Construction firms, developers, architects and any other interested project stakeholders can make use of carbon calculators, such as the one offered by Stora Enso, to understand the emissions associated with the full supply chain, including the manufacture of products and the transport of those products to a building site. Stakeholders should also seek out Environmental Product Declarations (EPDs), which Stora Enso uses to inform the carbon calculator, as those contain details about the environmental impact of reuse and recycling scenarios. This helps to paint a detailed picture of the positive outcomes sustainable construction practices can have.
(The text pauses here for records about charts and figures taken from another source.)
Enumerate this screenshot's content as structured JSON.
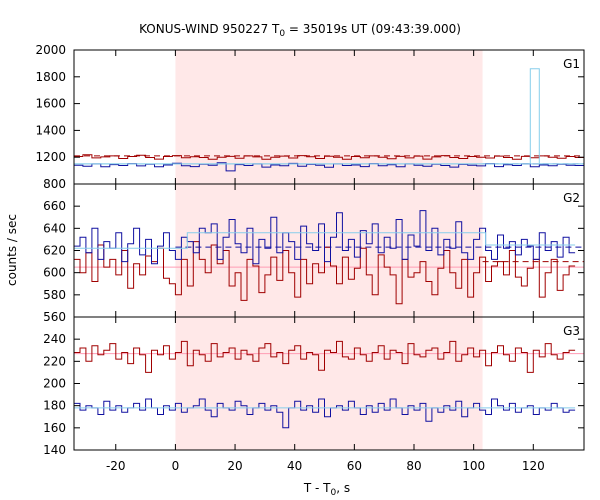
{
  "chart_data": {
    "type": "line",
    "title": "KONUS-WIND 950227 T",
    "title_sub": "0",
    "title_rest": " = 35019s UT (09:43:39.000)",
    "xlabel_main": "T - T",
    "xlabel_sub": "0",
    "xlabel_rest": ", s",
    "ylabel": "counts / sec",
    "xlim": [
      -34,
      137
    ],
    "x_ticks": [
      -20,
      0,
      20,
      40,
      60,
      80,
      100,
      120
    ],
    "shaded_interval": [
      0,
      103
    ],
    "colors": {
      "shade": "#ffe8e8",
      "dark_red": "#a00000",
      "dark_blue": "#1010a0",
      "light_blue": "#87ceeb",
      "pink": "#ff9cb4"
    },
    "panels": [
      {
        "label": "G1",
        "ylim": [
          1000,
          2000
        ],
        "y_ticks": [
          1000,
          1200,
          1400,
          1600,
          1800,
          2000
        ],
        "bottom_tick_label": "800",
        "series": [
          {
            "color": "dark_red",
            "x_start": -34,
            "step": 3,
            "values": [
              1205,
              1218,
              1195,
              1202,
              1210,
              1190,
              1205,
              1214,
              1198,
              1186,
              1205,
              1212,
              1196,
              1204,
              1198,
              1184,
              1200,
              1206,
              1192,
              1210,
              1202,
              1185,
              1200,
              1208,
              1194,
              1212,
              1204,
              1190,
              1207,
              1199,
              1185,
              1205,
              1196,
              1210,
              1200,
              1188,
              1206,
              1195,
              1208,
              1186,
              1202,
              1212,
              1198,
              1190,
              1205,
              1200,
              1194,
              1208,
              1198,
              1185,
              1206,
              1196,
              1210,
              1200,
              1192,
              1205,
              1198
            ]
          },
          {
            "color": "dark_blue",
            "x_start": -34,
            "step": 3,
            "values": [
              1140,
              1132,
              1150,
              1128,
              1145,
              1138,
              1152,
              1135,
              1148,
              1128,
              1142,
              1155,
              1136,
              1130,
              1148,
              1140,
              1158,
              1098,
              1145,
              1138,
              1150,
              1126,
              1142,
              1136,
              1154,
              1132,
              1146,
              1140,
              1125,
              1150,
              1138,
              1142,
              1130,
              1152,
              1136,
              1144,
              1128,
              1150,
              1140,
              1132,
              1148,
              1138,
              1126,
              1146,
              1140,
              1135,
              1152,
              1130,
              1144,
              1138,
              1150,
              1128,
              1142,
              1136,
              1148,
              1140,
              1138
            ]
          },
          {
            "color": "light_blue",
            "x_start": -34,
            "step": 3,
            "values": [
              1150,
              1150,
              1150,
              1150,
              1150,
              1150,
              1150,
              1150,
              1150,
              1150,
              1150,
              1150,
              1150,
              1150,
              1150,
              1150,
              1150,
              1150,
              1150,
              1150,
              1150,
              1150,
              1150,
              1150,
              1150,
              1150,
              1150,
              1150,
              1150,
              1150,
              1150,
              1150,
              1150,
              1150,
              1150,
              1150,
              1150,
              1150,
              1150,
              1150,
              1150,
              1150,
              1150,
              1150,
              1150,
              1150,
              1150,
              1150,
              1150,
              1150,
              1150,
              1860,
              1150,
              1150,
              1150,
              1150,
              1150
            ]
          }
        ],
        "levels": [
          {
            "color": "dark_red",
            "value": 1210,
            "style": "dashed",
            "x_from": -34
          },
          {
            "color": "dark_blue",
            "value": 1150,
            "style": "dashed",
            "x_from": 103
          },
          {
            "color": "light_blue",
            "value": 1150,
            "style": "solid",
            "x_from": -34
          }
        ]
      },
      {
        "label": "G2",
        "ylim": [
          560,
          680
        ],
        "y_ticks": [
          560,
          580,
          600,
          620,
          640,
          660
        ],
        "bottom_tick_label": "560",
        "series": [
          {
            "color": "dark_red",
            "x_start": -34,
            "step": 2,
            "values": [
              612,
              600,
              618,
              592,
              625,
              605,
              612,
              598,
              620,
              586,
              608,
              598,
              615,
              610,
              622,
              595,
              590,
              580,
              612,
              588,
              628,
              612,
              600,
              625,
              608,
              620,
              588,
              600,
              575,
              612,
              606,
              582,
              598,
              614,
              593,
              620,
              600,
              578,
              612,
              590,
              608,
              600,
              623,
              606,
              590,
              614,
              594,
              604,
              622,
              598,
              580,
              616,
              605,
              598,
              572,
              612,
              596,
              600,
              610,
              592,
              580,
              604,
              620,
              600,
              586,
              612,
              578,
              600,
              614,
              592,
              606,
              610,
              598,
              620,
              596,
              588,
              604,
              612,
              578,
              600,
              612,
              584,
              598,
              606
            ]
          },
          {
            "color": "dark_blue",
            "x_start": -34,
            "step": 2,
            "values": [
              624,
              632,
              618,
              640,
              612,
              628,
              622,
              636,
              610,
              626,
              640,
              616,
              630,
              608,
              624,
              636,
              620,
              612,
              632,
              628,
              618,
              640,
              636,
              644,
              612,
              632,
              648,
              626,
              618,
              640,
              608,
              630,
              622,
              650,
              618,
              636,
              628,
              612,
              642,
              626,
              620,
              644,
              610,
              632,
              654,
              620,
              630,
              614,
              638,
              626,
              644,
              618,
              632,
              622,
              648,
              612,
              634,
              624,
              656,
              620,
              640,
              616,
              630,
              622,
              646,
              618,
              612,
              630,
              640,
              620,
              612,
              634,
              622,
              628,
              616,
              630,
              624,
              612,
              636,
              620,
              628,
              614,
              632,
              618
            ]
          },
          {
            "color": "light_blue",
            "x_start": -34,
            "step": 2,
            "values": [
              622,
              622,
              622,
              622,
              622,
              622,
              622,
              622,
              622,
              622,
              622,
              622,
              622,
              622,
              622,
              622,
              622,
              622,
              622,
              636,
              636,
              636,
              636,
              636,
              636,
              636,
              636,
              636,
              636,
              636,
              636,
              636,
              636,
              636,
              636,
              636,
              636,
              636,
              636,
              636,
              636,
              636,
              636,
              636,
              636,
              636,
              636,
              636,
              636,
              636,
              636,
              636,
              636,
              636,
              636,
              636,
              636,
              636,
              636,
              636,
              636,
              636,
              636,
              636,
              636,
              636,
              636,
              636,
              636,
              625,
              625,
              625,
              625,
              625,
              625,
              625,
              625,
              625,
              625,
              625,
              625,
              625,
              625,
              625
            ]
          }
        ],
        "levels": [
          {
            "color": "pink",
            "value": 605,
            "style": "solid",
            "x_from": -34
          },
          {
            "color": "dark_blue",
            "value": 623,
            "style": "dashed",
            "x_from": 0
          },
          {
            "color": "dark_red",
            "value": 610,
            "style": "dashed",
            "x_from": 103
          }
        ]
      },
      {
        "label": "G3",
        "ylim": [
          140,
          260
        ],
        "y_ticks": [
          140,
          160,
          180,
          200,
          220,
          240
        ],
        "bottom_tick_label": "140",
        "series": [
          {
            "color": "dark_red",
            "x_start": -34,
            "step": 2,
            "values": [
              228,
              232,
              220,
              234,
              226,
              230,
              236,
              222,
              228,
              218,
              232,
              226,
              210,
              230,
              226,
              234,
              222,
              228,
              238,
              216,
              230,
              226,
              220,
              236,
              224,
              228,
              232,
              222,
              230,
              226,
              220,
              232,
              236,
              224,
              228,
              218,
              230,
              234,
              222,
              228,
              226,
              212,
              230,
              228,
              238,
              224,
              222,
              232,
              226,
              220,
              228,
              234,
              222,
              230,
              228,
              218,
              236,
              226,
              224,
              230,
              232,
              222,
              228,
              238,
              220,
              226,
              232,
              224,
              230,
              216,
              228,
              234,
              226,
              220,
              232,
              228,
              210,
              230,
              224,
              236,
              226,
              222,
              228,
              230
            ]
          },
          {
            "color": "dark_blue",
            "x_start": -34,
            "step": 2,
            "values": [
              182,
              176,
              180,
              178,
              172,
              184,
              176,
              180,
              174,
              178,
              182,
              176,
              186,
              178,
              172,
              180,
              176,
              182,
              174,
              178,
              180,
              186,
              176,
              170,
              182,
              178,
              176,
              184,
              180,
              172,
              178,
              182,
              176,
              180,
              174,
              160,
              178,
              184,
              176,
              180,
              174,
              186,
              170,
              178,
              180,
              176,
              184,
              178,
              172,
              180,
              174,
              182,
              176,
              186,
              178,
              172,
              180,
              176,
              182,
              166,
              178,
              174,
              180,
              176,
              184,
              170,
              178,
              182,
              176,
              172,
              186,
              180,
              176,
              182,
              174,
              178,
              180,
              172,
              178,
              176,
              182,
              178,
              174,
              176
            ]
          },
          {
            "color": "light_blue",
            "x_start": -34,
            "step": 2,
            "values": [
              178,
              178,
              178,
              178,
              178,
              178,
              178,
              178,
              178,
              178,
              178,
              178,
              178,
              178,
              178,
              178,
              178,
              178,
              178,
              178,
              178,
              178,
              178,
              178,
              178,
              178,
              178,
              178,
              178,
              178,
              178,
              178,
              178,
              178,
              178,
              178,
              178,
              178,
              178,
              178,
              178,
              178,
              178,
              178,
              178,
              178,
              178,
              178,
              178,
              178,
              178,
              178,
              178,
              178,
              178,
              178,
              178,
              178,
              178,
              178,
              178,
              178,
              178,
              178,
              178,
              178,
              178,
              178,
              178,
              178,
              178,
              178,
              178,
              178,
              178,
              178,
              178,
              178,
              178,
              178,
              178,
              178,
              178,
              178
            ]
          }
        ],
        "levels": [
          {
            "color": "pink",
            "value": 227,
            "style": "solid",
            "x_from": -34
          }
        ]
      }
    ]
  }
}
There are the added benefits of certain renewable materials that can make a further dent in CO2 traditionally linked to the built environment. Take mass timber as an example. In addition to its low carbon emissions during manufacturing, wood stores CO2 – the only commercially available structural material to do so. In the case of Stora Enso’s head office, the wooden elements of the building contain 6,000 tonnes of carbon dioxide that is intended to remain there for at least 100 years. Therefore, using mass timber supplies buildings with a sustainability surplus and provides assurances that investment in assets built with this material will serve to support a significant impact on cutting carbon emissions.
An agenda for low carbon growth
The world needs more structures to cope with the trends of urbanisation, ageing, and digitalisation, whether those are houses, hospitals or data centres. We now have the tools to track the total environmental impact of mass timber construction and demonstrate its ability to support sustainable economic growth. This is a major step to maintain that momentum in sustainable construction and unlock the capital we need to revolutionise the future of our built environment.